La Isabela was founded by Christopher Columbus during his second voyage in December 1493, and named after Queen Isabella I of Castile. The first attempt of a permanent settlement, the fort of La Navidad, established by Columbus a year earlier to the west of La Isabela, in what is present day Haiti, had been totally destroyed by the native Taíno people when he returned. La Isabela was abandoned by 1500. The only earlier European settlements in the Americas were settlements by the Vikings in Greenland and Newfoundland which dated from 500 years earlier.
La Isabela was established to search for precious metals. When little gold was found, Columbus proceeded to enslave the people of the island.

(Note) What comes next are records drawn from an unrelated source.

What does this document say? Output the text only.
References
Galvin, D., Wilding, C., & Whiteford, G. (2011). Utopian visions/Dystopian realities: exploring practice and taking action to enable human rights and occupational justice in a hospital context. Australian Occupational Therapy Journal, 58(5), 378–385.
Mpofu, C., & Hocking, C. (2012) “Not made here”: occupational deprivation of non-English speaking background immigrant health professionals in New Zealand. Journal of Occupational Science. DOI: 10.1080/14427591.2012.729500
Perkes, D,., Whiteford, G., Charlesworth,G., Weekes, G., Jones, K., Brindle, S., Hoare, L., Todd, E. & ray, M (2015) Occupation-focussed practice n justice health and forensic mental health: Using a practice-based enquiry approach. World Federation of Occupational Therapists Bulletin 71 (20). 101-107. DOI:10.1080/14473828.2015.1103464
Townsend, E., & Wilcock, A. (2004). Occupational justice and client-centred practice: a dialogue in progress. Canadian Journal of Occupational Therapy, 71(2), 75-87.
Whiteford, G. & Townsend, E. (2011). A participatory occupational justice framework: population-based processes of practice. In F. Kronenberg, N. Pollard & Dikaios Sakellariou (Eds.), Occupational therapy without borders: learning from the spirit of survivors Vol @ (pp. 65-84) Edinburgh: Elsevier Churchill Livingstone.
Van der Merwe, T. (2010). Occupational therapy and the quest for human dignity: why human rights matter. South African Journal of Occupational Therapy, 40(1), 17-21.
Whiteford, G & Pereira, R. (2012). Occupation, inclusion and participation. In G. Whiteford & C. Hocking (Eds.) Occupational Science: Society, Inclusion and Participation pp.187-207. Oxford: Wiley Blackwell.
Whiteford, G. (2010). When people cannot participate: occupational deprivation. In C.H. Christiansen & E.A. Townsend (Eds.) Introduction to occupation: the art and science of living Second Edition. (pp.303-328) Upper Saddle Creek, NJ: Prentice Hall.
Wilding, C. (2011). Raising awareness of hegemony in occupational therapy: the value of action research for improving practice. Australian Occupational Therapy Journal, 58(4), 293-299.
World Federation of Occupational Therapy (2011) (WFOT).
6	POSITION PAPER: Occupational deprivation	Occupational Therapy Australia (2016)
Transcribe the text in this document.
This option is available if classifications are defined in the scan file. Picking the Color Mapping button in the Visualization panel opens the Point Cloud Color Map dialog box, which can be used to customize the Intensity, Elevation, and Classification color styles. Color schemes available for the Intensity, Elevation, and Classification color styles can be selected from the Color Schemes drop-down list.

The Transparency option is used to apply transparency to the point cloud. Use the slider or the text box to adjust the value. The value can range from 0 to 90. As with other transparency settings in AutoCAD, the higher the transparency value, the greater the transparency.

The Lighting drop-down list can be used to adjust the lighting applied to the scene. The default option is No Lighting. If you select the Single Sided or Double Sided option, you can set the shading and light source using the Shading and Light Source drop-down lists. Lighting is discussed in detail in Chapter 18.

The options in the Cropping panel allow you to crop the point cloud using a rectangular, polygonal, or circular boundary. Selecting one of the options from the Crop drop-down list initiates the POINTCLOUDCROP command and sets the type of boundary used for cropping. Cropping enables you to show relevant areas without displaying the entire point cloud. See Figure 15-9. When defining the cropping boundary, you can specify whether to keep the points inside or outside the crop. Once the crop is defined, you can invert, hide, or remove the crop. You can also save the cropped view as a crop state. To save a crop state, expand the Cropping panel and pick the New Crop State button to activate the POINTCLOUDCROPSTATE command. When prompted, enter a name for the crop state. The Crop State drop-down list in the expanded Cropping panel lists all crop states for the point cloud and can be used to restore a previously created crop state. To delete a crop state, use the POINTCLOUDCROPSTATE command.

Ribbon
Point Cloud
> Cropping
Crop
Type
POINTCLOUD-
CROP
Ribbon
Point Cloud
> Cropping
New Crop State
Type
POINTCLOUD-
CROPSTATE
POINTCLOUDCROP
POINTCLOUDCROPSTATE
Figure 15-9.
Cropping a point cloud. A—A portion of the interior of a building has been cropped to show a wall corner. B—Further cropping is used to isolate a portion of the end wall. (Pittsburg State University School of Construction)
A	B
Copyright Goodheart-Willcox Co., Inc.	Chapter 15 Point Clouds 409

La Isabela was struck by the first known epidemic to spread from Europe to the New World in 1493 and two of the earliest North Atlantic hurricanes observed by Europeans in 1494 and 1495.
Hunger and disease soon led to mutiny, punishment, disillusion, and more hunger and disease. It reached the point where a group of settlers, led by Bernal de Pisa, attempted to capture and make off with several ships and go back to Spain. La Isabela barely survived until 1496 when Columbus decided to abandon it in favor of a new settlement, now Santo Domingo.